In the spring of 1741 John Rankin was appointed lieutenant on the sloop Furnace (commander Christopher Middleton), which was bound on a voyage to Hudson Bay to find the northwest passage. Rankin headed three of the four boat expeditions that explored Wager Bay in July 1742. When the Furnace returned to England that autumn Arthur Dobbs, one of the chief advocates of a search for the elusive northerly route, provoked a controversy by accusing Middleton of concealing evidence that the entrance to the passage lay in the Wager. Having investigated that inlet, Rankin became a central figure in the dispute. At hearings before the admiralty in May 1743 he joined two other members of the Furnace’s crew, Edward Thompson and John Wigate, in testifying against Middleton.

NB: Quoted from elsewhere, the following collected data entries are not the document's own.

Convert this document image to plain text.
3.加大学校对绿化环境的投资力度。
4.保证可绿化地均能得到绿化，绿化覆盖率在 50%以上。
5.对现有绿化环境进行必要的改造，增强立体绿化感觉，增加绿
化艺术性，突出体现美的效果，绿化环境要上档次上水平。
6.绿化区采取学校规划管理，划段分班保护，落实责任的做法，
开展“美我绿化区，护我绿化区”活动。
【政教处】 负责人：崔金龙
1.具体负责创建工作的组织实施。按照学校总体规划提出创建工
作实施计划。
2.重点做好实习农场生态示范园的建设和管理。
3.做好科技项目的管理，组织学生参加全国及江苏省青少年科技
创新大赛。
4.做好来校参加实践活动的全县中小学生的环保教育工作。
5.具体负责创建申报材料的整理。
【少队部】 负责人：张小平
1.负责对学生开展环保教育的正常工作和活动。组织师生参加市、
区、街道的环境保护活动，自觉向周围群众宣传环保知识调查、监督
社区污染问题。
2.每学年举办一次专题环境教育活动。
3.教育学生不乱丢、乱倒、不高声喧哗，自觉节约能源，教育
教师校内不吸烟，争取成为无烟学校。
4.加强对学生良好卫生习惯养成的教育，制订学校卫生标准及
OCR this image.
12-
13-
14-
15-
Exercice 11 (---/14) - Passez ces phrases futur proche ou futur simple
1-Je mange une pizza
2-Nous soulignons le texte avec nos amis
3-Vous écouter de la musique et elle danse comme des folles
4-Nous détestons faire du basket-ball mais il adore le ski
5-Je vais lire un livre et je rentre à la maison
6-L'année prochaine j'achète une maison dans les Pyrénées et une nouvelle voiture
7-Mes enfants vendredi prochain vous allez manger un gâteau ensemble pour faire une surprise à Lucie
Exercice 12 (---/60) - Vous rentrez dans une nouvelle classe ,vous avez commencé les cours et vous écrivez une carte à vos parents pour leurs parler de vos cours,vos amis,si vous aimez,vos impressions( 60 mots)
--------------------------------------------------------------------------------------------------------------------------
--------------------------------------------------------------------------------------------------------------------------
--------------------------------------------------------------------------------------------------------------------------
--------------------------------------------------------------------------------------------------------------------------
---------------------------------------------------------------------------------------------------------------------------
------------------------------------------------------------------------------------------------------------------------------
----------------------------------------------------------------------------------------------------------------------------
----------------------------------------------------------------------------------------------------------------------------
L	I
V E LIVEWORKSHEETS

A scrutiny of the available evidence does not inspire confidence in Rankin’s veracity. His log of the boat expeditions in the Wager refers to it only as a river, and contains no mention of the flood tide coming through it from the west upon which Dobbs laid such stress. A report signed by him after the final exploration stated that he had turned back when he sighted “a great Run or Fall of Water” about a league distant. Equally damaging is evidence of Rankin’s attitude after his return to England but before Dobbs had attacked Middleton’s findings. This includes a letter of 12 Feb. 1742/43 to Middleton which concludes, “I shall for Ever Think My Self bound to pray for your good health, and prosperity, If Ever it should be in my pour to Serve you by Night or day, I shall allways Think my self in Duty bound to do it.” Middleton’s own journal – soon alleged by Dobbs to be a forgery – was signed by Rankin on 19 April 1743 as being “a true Coppy from the Original Logbook kept on Board his Majestys Sloop Furnace.”
Rankin continued in the navy and at the end of the War of the Austrian Succession in 1748 was placed on the half-pay list. The name Rankin Inlet, given by Middleton to an opening on the west coast of Hudson Bay explored by Rankin in the summer of 1742, is an ill-deserved memorial to an officer whose mendacity helped to wreck the career of his former commander.
[Rankin’s log of the Furnace is at the National Maritime Museum (Greenwich, Eng.), Adm. L/F 109. His letter to Middleton of February 1743 is in PRO, Adm. 1/2099; his testifying signature is on the first page of Middleton’s log in PRO, Adm. 51/379, pt.i. The part Rankin played in the attack on Middleton is outlined in the various books written at the time of the controversy, notably Christopher Middleton, A vindication of the conduct of Captain Christopher Middleton . . . (London, 1743), and Arthur Dobbs, Remarks upon Middleton’s defence. The Middleton voyage is examined in Williams, British search for the northwest passage. g.w.]